PAGE 7
Taken By Surprise
by
I wiped my brow. ‘You are not going to ask me to climb that thing?’ I faltered.
‘Well,’ he suggested, ‘if you will just arrange yourself upon the cross-trees in a negligent attitude, upside down, with your tongue protruded as if for medical inspection, I shall be perfectly satisfied.’
I tried argument. ‘I should have no objection in the world,’ I said; ‘it’s an excellent idea–only, do sailors ever climb masts in that way? Wouldn’t it be better to have the thing correct while we’re about it?’
‘I was not aware that you were a sailor,’ he said; ‘are you?’
I was afraid to say I was, because I apprehended that, if I did, it might occur to him to put me through some still more frightful performance.
‘Come,’ he said, ‘you won’t compel me to shed blood so early in the afternoon, will you? Up with you.’
I got up, but, as I hung there, I tried to obtain a modification of some of the details. ‘I don’t think,’ I said artfully, ‘that I’ll put out my tongue–it’s rather overdone, eh? Everybody is taken with his tongue out nowadays.’
‘It is true,’ he said, ‘but I am not well enough known in the profession yet to depart entirely from the conventional. Your tongue out as far as it will go, please.’
‘I shall have a rush of blood to the head, I know I shall,’ I protested.
‘Look here,’ he said; ‘am I taking this photograph, or are you?’
There was no possible doubt, unfortunately, as to who was taking the photograph. I made one last remonstrance. ‘I put it to you as a sensible man,’ I began; but it is a waste of time to put anything to a raving lunatic as a sensible man. It is enough to say that he carried his point.
‘I wish you could see the negative!’ he said as he came back from his laboratory. ‘You were a little red in the face, but it will come out black, so it’s all right. That carte will be quite a novelty, I flatter myself.’
I groaned. However, this was the end; I would get away now at all hazards, and tell the police that there was a dangerous maniac at large. I got down from the mast with affected briskness. ‘Well,’ I said, ‘I mustn’t take advantage of your good nature any longer. I’m exceedingly obliged to you for the–the pains you have taken. You will send all the photographs to this address, please?’
‘Don’t go yet,’ he said. ‘Are you an equestrian, by the way?’
If I could only engage him in conversation I felt comparatively secure.
‘Oh, I put in an appearance in the Row sometimes, in the season,’ I replied; ‘and, while I think of it,’ I added, with what I thought at the time was an inspiration, ‘if you will come with me now, I’ll show you my horse–you might take me on horseback, eh?’ I did not possess any such animal, but I wanted to have that door unlocked.
‘Take you on horseback?’ he repeated. ‘That’s a good idea–I had rather thought of that myself.’
‘Then come along and bring your instrument,’ I said, ‘and you can take me at the stables; they’re close by.’
‘No need for that,’ he replied cheerfully. ‘I’ll find you a mount here.’
And the wretched lunatic went behind the screen and wheeled out a small wooden quadruped covered with large round spots!
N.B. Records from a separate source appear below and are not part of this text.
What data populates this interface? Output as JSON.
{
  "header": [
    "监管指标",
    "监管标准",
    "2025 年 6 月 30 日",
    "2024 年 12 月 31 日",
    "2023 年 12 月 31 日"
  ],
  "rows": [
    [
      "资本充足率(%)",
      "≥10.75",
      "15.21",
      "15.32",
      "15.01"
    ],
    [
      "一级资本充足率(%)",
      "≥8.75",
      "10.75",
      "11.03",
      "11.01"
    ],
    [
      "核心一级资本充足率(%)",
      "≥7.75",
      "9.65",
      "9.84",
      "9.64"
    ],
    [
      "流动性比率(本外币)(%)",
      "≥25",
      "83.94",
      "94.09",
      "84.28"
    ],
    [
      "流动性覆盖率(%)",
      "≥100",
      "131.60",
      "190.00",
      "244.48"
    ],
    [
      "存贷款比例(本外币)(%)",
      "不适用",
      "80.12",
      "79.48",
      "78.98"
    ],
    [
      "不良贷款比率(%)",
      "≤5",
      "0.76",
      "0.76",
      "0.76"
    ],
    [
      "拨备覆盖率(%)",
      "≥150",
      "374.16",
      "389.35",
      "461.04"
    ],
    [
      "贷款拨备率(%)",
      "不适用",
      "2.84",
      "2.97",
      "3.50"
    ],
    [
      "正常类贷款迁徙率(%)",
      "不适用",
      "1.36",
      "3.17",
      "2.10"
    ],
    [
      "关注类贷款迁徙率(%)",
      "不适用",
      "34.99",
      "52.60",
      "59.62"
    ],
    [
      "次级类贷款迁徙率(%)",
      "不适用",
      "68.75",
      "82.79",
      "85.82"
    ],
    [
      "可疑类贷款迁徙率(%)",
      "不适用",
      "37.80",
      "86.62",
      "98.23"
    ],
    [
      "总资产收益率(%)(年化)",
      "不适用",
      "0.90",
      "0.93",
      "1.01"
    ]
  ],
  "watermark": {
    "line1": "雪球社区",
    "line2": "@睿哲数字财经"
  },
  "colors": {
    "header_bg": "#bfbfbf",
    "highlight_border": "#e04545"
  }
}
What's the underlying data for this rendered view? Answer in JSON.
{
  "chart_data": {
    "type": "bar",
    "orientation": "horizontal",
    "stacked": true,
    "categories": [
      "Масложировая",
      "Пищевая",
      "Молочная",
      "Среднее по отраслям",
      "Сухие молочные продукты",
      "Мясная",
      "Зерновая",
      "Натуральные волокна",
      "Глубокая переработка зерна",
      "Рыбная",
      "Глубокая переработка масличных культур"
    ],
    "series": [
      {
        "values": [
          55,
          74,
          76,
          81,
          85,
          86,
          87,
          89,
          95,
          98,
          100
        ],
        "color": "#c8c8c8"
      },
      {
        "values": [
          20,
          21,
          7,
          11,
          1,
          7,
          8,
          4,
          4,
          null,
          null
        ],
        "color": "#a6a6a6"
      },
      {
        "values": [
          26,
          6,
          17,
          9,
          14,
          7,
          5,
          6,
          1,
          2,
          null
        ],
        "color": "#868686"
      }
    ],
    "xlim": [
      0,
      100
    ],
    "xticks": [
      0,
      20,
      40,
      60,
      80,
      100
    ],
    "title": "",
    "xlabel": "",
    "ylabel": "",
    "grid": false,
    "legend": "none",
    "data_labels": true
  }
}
‘She’s a strawberry roan,’ he said; ‘observe the strawberries. So, my beauty, quiet, then! Now settle yourself easily in the saddle, as if you were in the Row, with your face to the tail.’
‘Listen to me for one moment,’ I entreated tremulously. ‘I assure you that I am not in the habit of appearing in Rotten Row on a spotted wooden horse, nor does any one, I assure you–any one mount a horse of any description with his face towards the crupper! If you take me like that, you will betray your ignorance–you will be laughed at!’